As if life were a game of chance. But it’s not. We all get one shot at this, so let’s not screw it up.

When presented with a “probability of success” of say 85%, I’m asking, “What about the other 15%?”

That’s how we plan: The 85% successes will take care of themselves. We need to build a plan for the 15% of the ‘real life’ outcomes that fail.

We live in the real world. Instead of asking and answering, “Am I going to run out of money?” we’re asking and answering “How much can I safely spend right now?”

An analogy:

Think of traditional retirement planning like a standard car speedometer. It tells you how fast you’re going, but not how to drive through a storm.

We’re like a smart, variable-speed cruise control. We continuously map out the terrain ahead—taking into account your current age, the exact mix of your accounts, inflation, and tax laws—to calculate your safe cruising speed.

We call this speed your Spending Capacity (or your monthly retirement paycheck).

Mainstream planning only worries about the risk of overspending (running out of money). We cover that, but also introduce the risk of underspending. If you live too conservatively out of fear, you miss out on taking trips and enjoying your hard-earned wealth while you’re healthy.

So, we work with you to set a ‘cruising speed’ in retirement that balances both. We target a safe zone where there’s typically about an 80% chance of underspending (leaving a massive safety cushion) and only about a 20% risk of ever needing to make a downward adjustment.

How Do We Keep You on Track?

Imagine you are driving down a highway. You don’t need a perfectly straight road to stay safe; you just need clear lane markers to tell you when to steer.

In your retirement plan, we monitor your Account Valuation Guidelines. These are the white and yellow lines on the road—your Guardrails.

As long as your portfolio balance stays in the middle of the lane, you don’t change a thing. If you drift too far to either side, we make a gentle adjustment to put you back in the center.

For example, let’s say today your portfolio is worth about $1.4 million, which funds your $8,500 per month “Retirement Paycheck.”

If the stock market does well (we can help with this!) and your portfolio grows to $1.6 million, you hit the upper guardrail. Our systems trigger a ‘prosperity rule’ – giving us the green light to safely raise your spending to $9,000 per month so that you can better enjoy your retirement.

Conversely, if we hit a bad recession and your portfolio drops to $1.1 million, we hit the lower guardrail. Rather than panicking or watching the plan ‘fail’ (that’s the 15% from above), we simply tap the brakes a bit and reduce spending slightly to $7,900 per month to protect your nest egg until the storm passes.

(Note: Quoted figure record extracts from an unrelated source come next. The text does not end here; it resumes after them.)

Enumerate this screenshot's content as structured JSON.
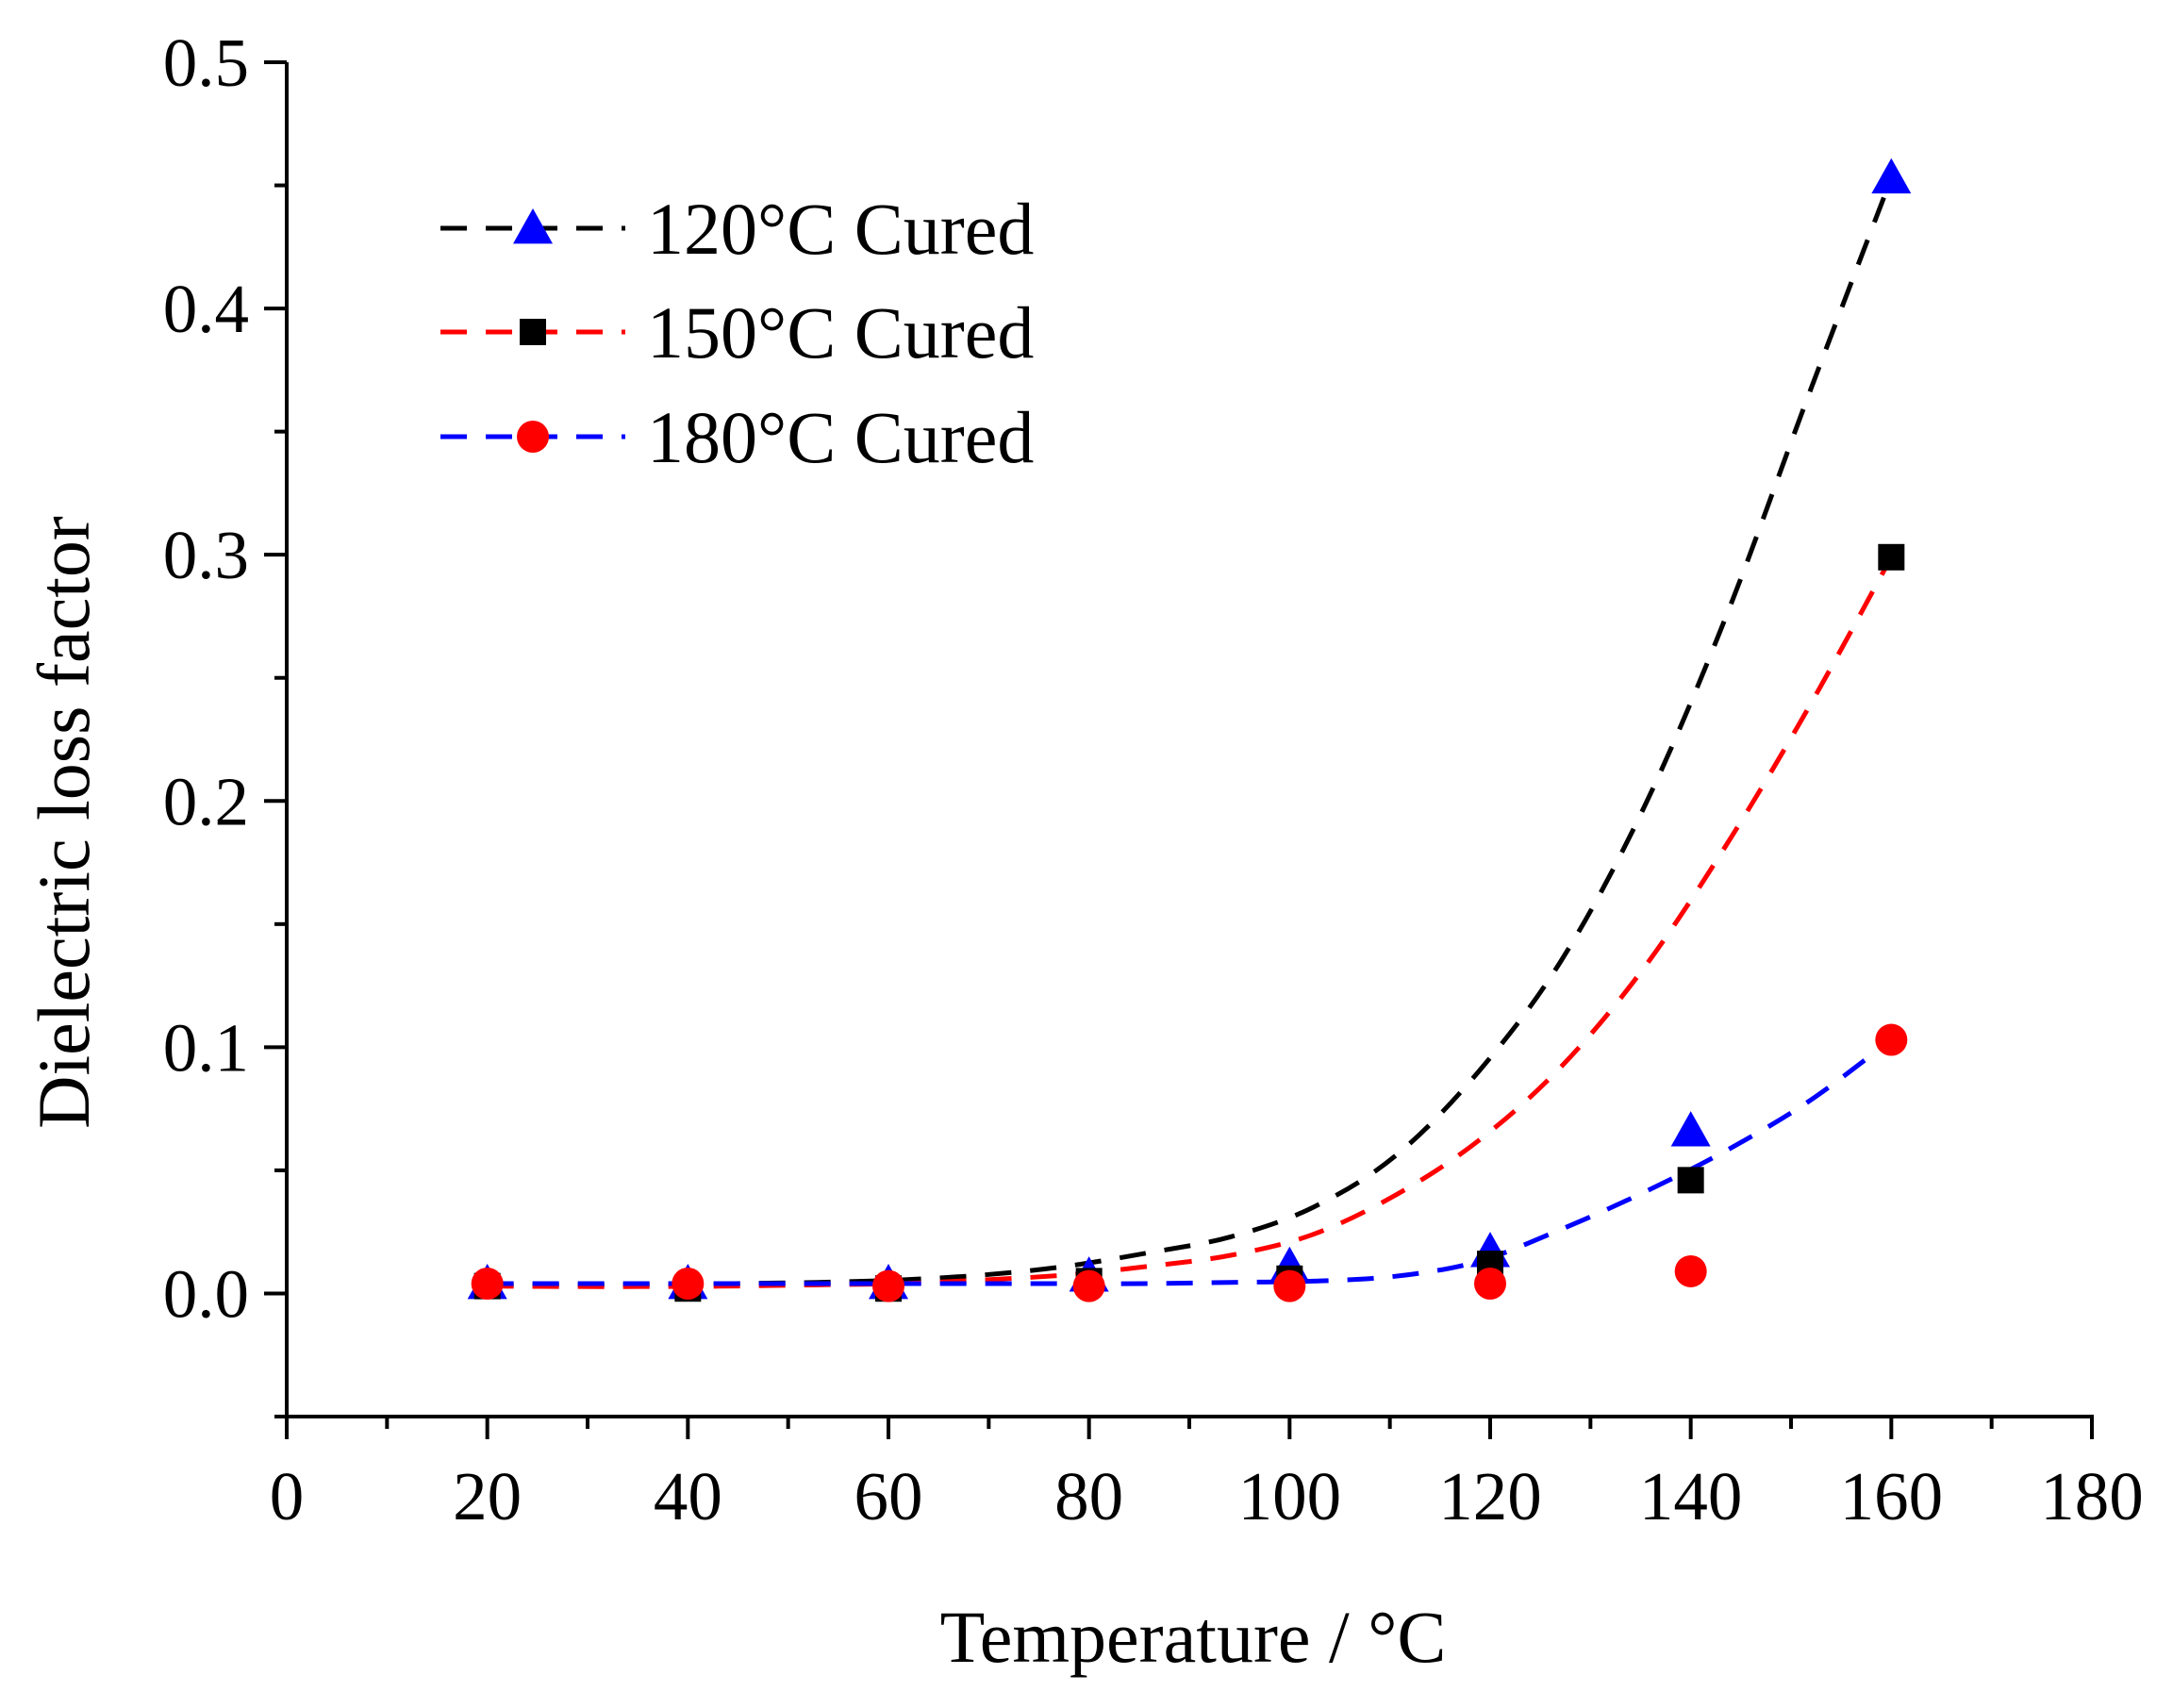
{
  "chart_data": {
    "type": "scatter",
    "xlabel": "Temperature / °C",
    "ylabel": "Dielectric loss factor",
    "xlim": [
      0,
      180
    ],
    "ylim": [
      -0.05,
      0.5
    ],
    "x_ticks": [
      0,
      20,
      40,
      60,
      80,
      100,
      120,
      140,
      160,
      180
    ],
    "x_tick_labels": [
      "0",
      "20",
      "40",
      "60",
      "80",
      "100",
      "120",
      "140",
      "160",
      "180"
    ],
    "y_ticks": [
      0.0,
      0.1,
      0.2,
      0.3,
      0.4,
      0.5
    ],
    "y_tick_labels": [
      "0.0",
      "0.1",
      "0.2",
      "0.3",
      "0.4",
      "0.5"
    ],
    "grid": false,
    "legend_position": "top-left",
    "series": [
      {
        "name": "120°C Cured",
        "marker": "triangle",
        "marker_color": "#0000ff",
        "line_color": "#000000",
        "x": [
          20,
          40,
          60,
          80,
          100,
          120,
          140,
          160
        ],
        "y": [
          0.004,
          0.004,
          0.004,
          0.007,
          0.011,
          0.017,
          0.066,
          0.453
        ],
        "fit": [
          0.0035,
          0.0035,
          0.0035,
          0.004,
          0.0045,
          0.0055,
          0.0075,
          0.011,
          0.0165,
          0.023,
          0.035,
          0.056,
          0.09,
          0.135,
          0.197,
          0.275,
          0.365,
          0.453
        ]
      },
      {
        "name": "150°C Cured",
        "marker": "square",
        "marker_color": "#000000",
        "line_color": "#ff0000",
        "x": [
          20,
          40,
          60,
          80,
          100,
          120,
          140,
          160
        ],
        "y": [
          0.003,
          0.002,
          0.002,
          0.005,
          0.006,
          0.012,
          0.046,
          0.299
        ],
        "fit": [
          0.003,
          0.0028,
          0.0028,
          0.003,
          0.0035,
          0.004,
          0.0055,
          0.0075,
          0.011,
          0.0155,
          0.024,
          0.04,
          0.062,
          0.092,
          0.132,
          0.182,
          0.238,
          0.299
        ]
      },
      {
        "name": "180°C Cured",
        "marker": "circle",
        "marker_color": "#ff0000",
        "line_color": "#0000ff",
        "x": [
          20,
          40,
          60,
          80,
          100,
          120,
          140,
          160
        ],
        "y": [
          0.004,
          0.004,
          0.003,
          0.003,
          0.003,
          0.004,
          0.009,
          0.103
        ],
        "fit": [
          0.004,
          0.004,
          0.004,
          0.004,
          0.004,
          0.004,
          0.004,
          0.004,
          0.004,
          0.0045,
          0.005,
          0.007,
          0.013,
          0.026,
          0.041,
          0.058,
          0.078,
          0.103
        ]
      }
    ]
  }
}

The Difference Between a Financial Plan and a Paperweight

Some guys charge $3,000 or more for AI-generated slop and reiteration that they print out and put in an impressive gold leaf engraved leather binder.

And then it sits and ages, but not like a fine wine. It gets stale fast.

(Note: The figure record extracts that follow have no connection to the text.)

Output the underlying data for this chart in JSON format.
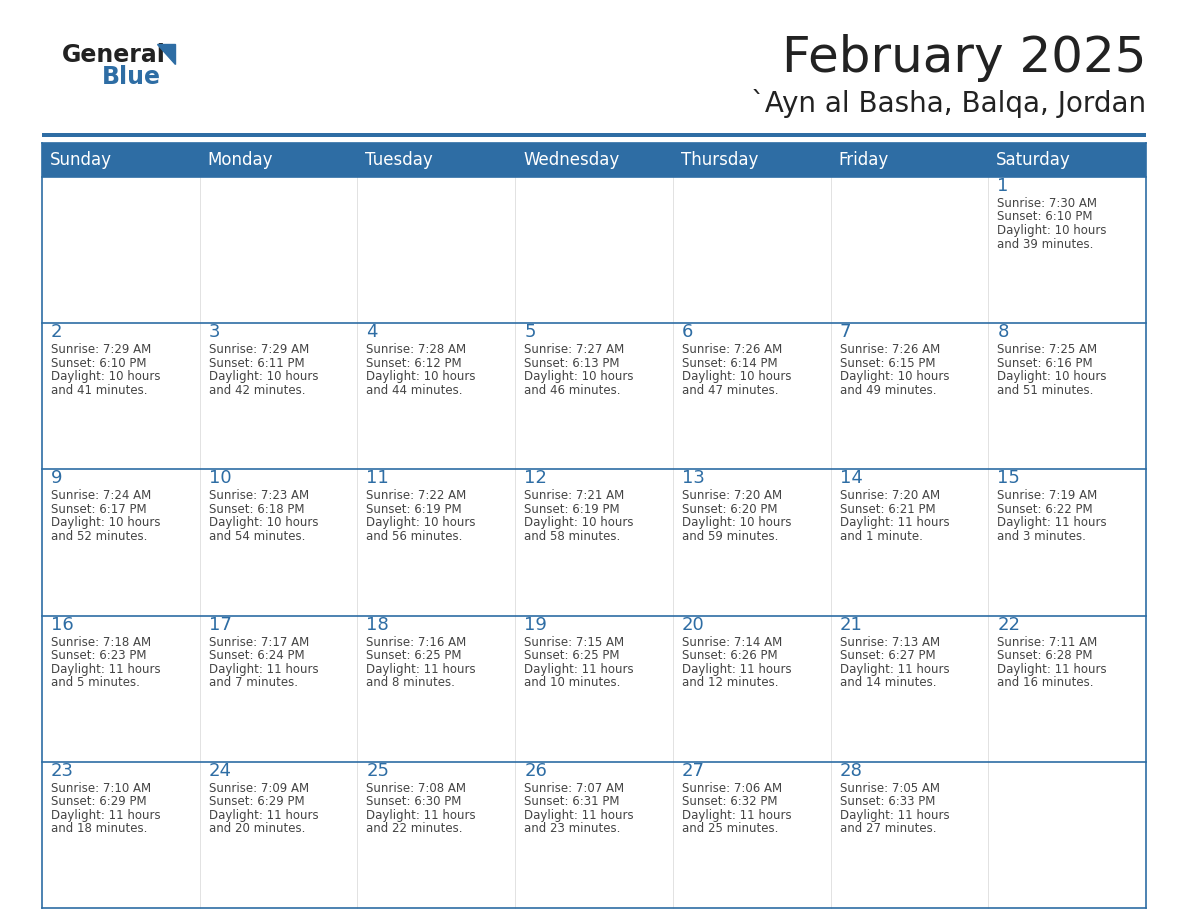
{
  "title": "February 2025",
  "subtitle": "`Ayn al Basha, Balqa, Jordan",
  "days_of_week": [
    "Sunday",
    "Monday",
    "Tuesday",
    "Wednesday",
    "Thursday",
    "Friday",
    "Saturday"
  ],
  "header_bg": "#2e6da4",
  "header_text_color": "#ffffff",
  "border_color": "#2e6da4",
  "cell_line_color": "#aaaaaa",
  "day_number_color": "#2e6da4",
  "text_color": "#444444",
  "bg_color": "#ffffff",
  "calendar_data": [
    [
      null,
      null,
      null,
      null,
      null,
      null,
      {
        "day": 1,
        "sunrise": "7:30 AM",
        "sunset": "6:10 PM",
        "daylight": "10 hours",
        "daylight2": "and 39 minutes."
      }
    ],
    [
      {
        "day": 2,
        "sunrise": "7:29 AM",
        "sunset": "6:10 PM",
        "daylight": "10 hours",
        "daylight2": "and 41 minutes."
      },
      {
        "day": 3,
        "sunrise": "7:29 AM",
        "sunset": "6:11 PM",
        "daylight": "10 hours",
        "daylight2": "and 42 minutes."
      },
      {
        "day": 4,
        "sunrise": "7:28 AM",
        "sunset": "6:12 PM",
        "daylight": "10 hours",
        "daylight2": "and 44 minutes."
      },
      {
        "day": 5,
        "sunrise": "7:27 AM",
        "sunset": "6:13 PM",
        "daylight": "10 hours",
        "daylight2": "and 46 minutes."
      },
      {
        "day": 6,
        "sunrise": "7:26 AM",
        "sunset": "6:14 PM",
        "daylight": "10 hours",
        "daylight2": "and 47 minutes."
      },
      {
        "day": 7,
        "sunrise": "7:26 AM",
        "sunset": "6:15 PM",
        "daylight": "10 hours",
        "daylight2": "and 49 minutes."
      },
      {
        "day": 8,
        "sunrise": "7:25 AM",
        "sunset": "6:16 PM",
        "daylight": "10 hours",
        "daylight2": "and 51 minutes."
      }
    ],
    [
      {
        "day": 9,
        "sunrise": "7:24 AM",
        "sunset": "6:17 PM",
        "daylight": "10 hours",
        "daylight2": "and 52 minutes."
      },
      {
        "day": 10,
        "sunrise": "7:23 AM",
        "sunset": "6:18 PM",
        "daylight": "10 hours",
        "daylight2": "and 54 minutes."
      },
      {
        "day": 11,
        "sunrise": "7:22 AM",
        "sunset": "6:19 PM",
        "daylight": "10 hours",
        "daylight2": "and 56 minutes."
      },
      {
        "day": 12,
        "sunrise": "7:21 AM",
        "sunset": "6:19 PM",
        "daylight": "10 hours",
        "daylight2": "and 58 minutes."
      },
      {
        "day": 13,
        "sunrise": "7:20 AM",
        "sunset": "6:20 PM",
        "daylight": "10 hours",
        "daylight2": "and 59 minutes."
      },
      {
        "day": 14,
        "sunrise": "7:20 AM",
        "sunset": "6:21 PM",
        "daylight": "11 hours",
        "daylight2": "and 1 minute."
      },
      {
        "day": 15,
        "sunrise": "7:19 AM",
        "sunset": "6:22 PM",
        "daylight": "11 hours",
        "daylight2": "and 3 minutes."
      }
    ],
    [
      {
        "day": 16,
        "sunrise": "7:18 AM",
        "sunset": "6:23 PM",
        "daylight": "11 hours",
        "daylight2": "and 5 minutes."
      },
      {
        "day": 17,
        "sunrise": "7:17 AM",
        "sunset": "6:24 PM",
        "daylight": "11 hours",
        "daylight2": "and 7 minutes."
      },
      {
        "day": 18,
        "sunrise": "7:16 AM",
        "sunset": "6:25 PM",
        "daylight": "11 hours",
        "daylight2": "and 8 minutes."
      },
      {
        "day": 19,
        "sunrise": "7:15 AM",
        "sunset": "6:25 PM",
        "daylight": "11 hours",
        "daylight2": "and 10 minutes."
      },
      {
        "day": 20,
        "sunrise": "7:14 AM",
        "sunset": "6:26 PM",
        "daylight": "11 hours",
        "daylight2": "and 12 minutes."
      },
      {
        "day": 21,
        "sunrise": "7:13 AM",
        "sunset": "6:27 PM",
        "daylight": "11 hours",
        "daylight2": "and 14 minutes."
      },
      {
        "day": 22,
        "sunrise": "7:11 AM",
        "sunset": "6:28 PM",
        "daylight": "11 hours",
        "daylight2": "and 16 minutes."
      }
    ],
    [
      {
        "day": 23,
        "sunrise": "7:10 AM",
        "sunset": "6:29 PM",
        "daylight": "11 hours",
        "daylight2": "and 18 minutes."
      },
      {
        "day": 24,
        "sunrise": "7:09 AM",
        "sunset": "6:29 PM",
        "daylight": "11 hours",
        "daylight2": "and 20 minutes."
      },
      {
        "day": 25,
        "sunrise": "7:08 AM",
        "sunset": "6:30 PM",
        "daylight": "11 hours",
        "daylight2": "and 22 minutes."
      },
      {
        "day": 26,
        "sunrise": "7:07 AM",
        "sunset": "6:31 PM",
        "daylight": "11 hours",
        "daylight2": "and 23 minutes."
      },
      {
        "day": 27,
        "sunrise": "7:06 AM",
        "sunset": "6:32 PM",
        "daylight": "11 hours",
        "daylight2": "and 25 minutes."
      },
      {
        "day": 28,
        "sunrise": "7:05 AM",
        "sunset": "6:33 PM",
        "daylight": "11 hours",
        "daylight2": "and 27 minutes."
      },
      null
    ]
  ]
}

We’re not printing out anything… and we’re certainly not buying leather binders in bulk!

What we do is far less bougie and far more useful. We breath life into your plan by monitoring it every single month.

We automatically reconcile your actual account values, track how inflation is behaving, and adjust your guardrails as you age. If the market drops 15% tomorrow, you don’t need to call me panicking. You can log into your portal and see exactly how far away you are from your lower guardrail.

We replace anxiety with a predictable, stress-tested roadmap.